バッタ達が幼い時は、日記一つ書くにしても容易ではなかった。赤ペン指導どころか、文章をまるまる親が書くことが多かった。それはそうだろう。日本語で本の読み聞かせを十分していたわけでもなく、ひらがなが書けるようになったからといって、急に文章が書けるようになるわけではない。


親が書いた文章を読み、そして、書く、或いは、親が口頭で伝える文章を聞き取り、書くといった練習を積み重ねることで、いずれは自分で書けるようになるとの信念で、私が文章を書いたり、読み上げたりしたものだった。


感想文も随分と手伝ったものだった。私自身が書くことが好きなことから、ちょっとやり過ぎてしまった感は否めない。それでも不思議なことで、高校生にもなると一人で小論文を書けるようになったのだから驚いてしまう。


そして今や状況は逆転し、私が公式文書をフランス語で書いた際、バッタ達に添削してもらっている。ところが、驚くほど厳しいのだから、時々閉口してしまう。特に長女バッタ。ちょいちょいちょいと彼女の創造力でママが謂わんとしていることを汲み、書き上げてくれてもいいようなものなのに、「ここには、こういった内容を書くと良い」とか、「この部分は一つにまとめてみたらどうか」など、示唆するに留めてしまう。

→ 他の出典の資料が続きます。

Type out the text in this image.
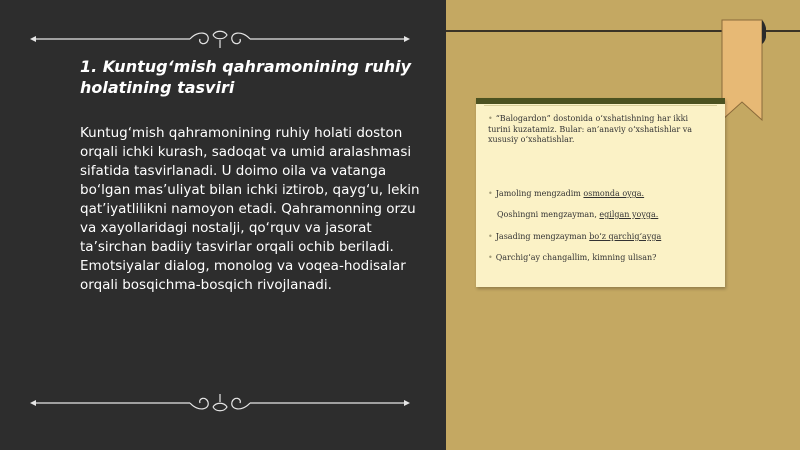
1. Kuntug‘mish qahramonining ruhiy holatining tasviri

Kuntug‘mish qahramonining ruhiy holati doston orqali ichki kurash, sadoqat va umid aralashmasi sifatida tasvirlanadi. U doimo oila va vatanga bo‘lgan mas’uliyat bilan ichki iztirob, qayg‘u, lekin qat’iyatlilikni namoyon etadi. Qahramonning orzu va xayollaridagi nostalji, qo‘rquv va jasorat ta’sirchan badiiy tasvirlar orqali ochib beriladi. Emotsiyalar dialog, monolog va voqea-hodisalar orqali bosqichma-bosqich rivojlanadi.

• “Balogardon” dostonida o‘xshatishning har ikki turini kuzatamiz. Bular: an’anaviy o‘xshatishlar va xususiy o‘xshatishlar.
• Jamoling mengzadim osmonda oyga.
Qoshingni mengzayman, egilgan yoyga.
• Jasading mengzayman bo‘z qarchig‘ayga
• Qarchig‘ay changallim, kimning ulisan?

ああでもない、こうでもないと文章を書き加えて初めて、訂正してくれる。


しかも、ちゃんと「いつまでに仕上げたい文書か」と、期限を聞いてきて、自分の時間を割くタイミングを決めるのだから、感心してしまう。


それに、毎回、「なかなか分かりやすく良くまとまっていると思うよ」など、先ずは褒めてから、色々訂正箇所を指摘するのだから大したもの。


バッタ達に言わせると、誰かに全文章を書いてもらう事ほど、情けなく、かつ、自分の文章スタイルではないから使いたくないとのこと。幼い時の体験からくる悟りだろうか。


いずれにせよ、頼もしいことこの上ないが、なかなか完成までこぎつけずに、電光石火の如く仕上げたい私にとって、大いにもどかしい。いや、とんでもない。こんなに真剣に私のフランス語の文章を訂正してくれるのだから、心底感謝せねば。さあ、今夜も一つバッタ先生のご指示を仰ぎ、文書作成に取り掛かろうか。